The boom in Japanese whisky continues, so it’s no surprise that we’re starting to see exciting new whiskies, or at least previously inaccessible products, making it to European shores. And the Fujikai Single Malt 10 Years Old, produced by Monde Shuzo Distillery in partnership Les Whiskies du Monde, is certainly something new on my whisky radar.

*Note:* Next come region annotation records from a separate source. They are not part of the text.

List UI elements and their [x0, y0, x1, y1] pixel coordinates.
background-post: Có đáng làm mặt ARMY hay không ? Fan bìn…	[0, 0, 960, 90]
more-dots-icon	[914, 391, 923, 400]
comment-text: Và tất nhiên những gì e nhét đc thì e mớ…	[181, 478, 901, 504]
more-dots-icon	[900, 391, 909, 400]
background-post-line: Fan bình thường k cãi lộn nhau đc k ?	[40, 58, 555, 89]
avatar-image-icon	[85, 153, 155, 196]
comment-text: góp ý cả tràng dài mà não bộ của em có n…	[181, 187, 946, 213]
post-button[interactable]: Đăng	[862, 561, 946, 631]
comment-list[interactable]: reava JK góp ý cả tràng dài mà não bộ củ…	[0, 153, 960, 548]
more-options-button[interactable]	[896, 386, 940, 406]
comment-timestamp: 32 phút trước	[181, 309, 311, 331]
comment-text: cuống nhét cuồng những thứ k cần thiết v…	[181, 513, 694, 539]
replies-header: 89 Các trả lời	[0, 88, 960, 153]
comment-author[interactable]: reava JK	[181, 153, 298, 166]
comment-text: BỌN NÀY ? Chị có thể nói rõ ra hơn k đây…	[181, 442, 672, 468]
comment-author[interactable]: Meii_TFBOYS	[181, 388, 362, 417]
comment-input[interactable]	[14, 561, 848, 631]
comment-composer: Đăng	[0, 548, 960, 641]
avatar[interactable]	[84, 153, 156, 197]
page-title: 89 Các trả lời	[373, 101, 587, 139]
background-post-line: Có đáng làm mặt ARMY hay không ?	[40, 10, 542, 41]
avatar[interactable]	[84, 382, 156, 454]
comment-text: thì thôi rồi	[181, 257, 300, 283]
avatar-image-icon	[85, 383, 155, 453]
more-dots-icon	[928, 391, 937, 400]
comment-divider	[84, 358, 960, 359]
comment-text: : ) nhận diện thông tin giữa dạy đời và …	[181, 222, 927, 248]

It’s just a shame it’s awful.
The Monde Shuzo Distillery was founded in 1952 in the city of Fuefuki, over the vineyards of Mount Fuji. I believe the place traditionally produces wine, and its conversion to whisky production is a fairly recent occurrence. The Fujikai Single Malt 10 Years Old has been matured in ex-bourbon casks for 10 years, before being bottled at 43% ABV. These 50cl bottles are limited to just 8,808.
So what’s it like?
Colour: deep copper. Surprisingly dark for a 10 year old whisky. On the nose: Quite bold, in many respects, but also strange. Sandalwood. Diesel engines? Something off about it. Burnt wood. Toasted fennel. Rice pudding, perhaps, with touches of grapefruit, but otherwise it’s a strange mix of new and old wood notes. A bit of smoke?
In the mouth: Bitter, and intensely herbal. Woody and ashy flavours (rather than smokey) form the core of this. Boiled cabbage, harshly metallic. Coal dust. Still bitter. Brine – if not brackish or even stagnant ditch water. Apple juice, if I’m being generous. The finish is short, not pleasant, and more akin to a bold white wine than a whisky, yet it doesn’t work in this context. For me, Japanese whiskies have usually always been remarkably balanced, yet this is probably the most unbalanced one I’ve ever tasted.
Many strange things have happened in this bottle.
It’s the whisky equivalent of text being run through Google Translate into Japanese and back again. All the elements are there, it’s just… gobbledegook, and reads like a spam email.
In a perverse way, I kind of salute it for being so different, given how much identical whisky is being churned out these days. But no. I used to think that the worst crime a whisky could have was to taste of very little, just like Haig Club, yet Fujikai shows other things can go wrong too. When I wondered if I was mad in having a weird reaction to this, I noticed that Ruben at Whisky Notes did not approve of this whisky. He hit the nail on the head with the term ‘synthetic’. There’s something deeply suspicious about it.
Suffice to say it ain’t for me. Not even at 50 Euros. Not even if you paid me 50 Euros.
Note: this was a sample sent to me on behalf of Les Whiskies du Monde. So sorry!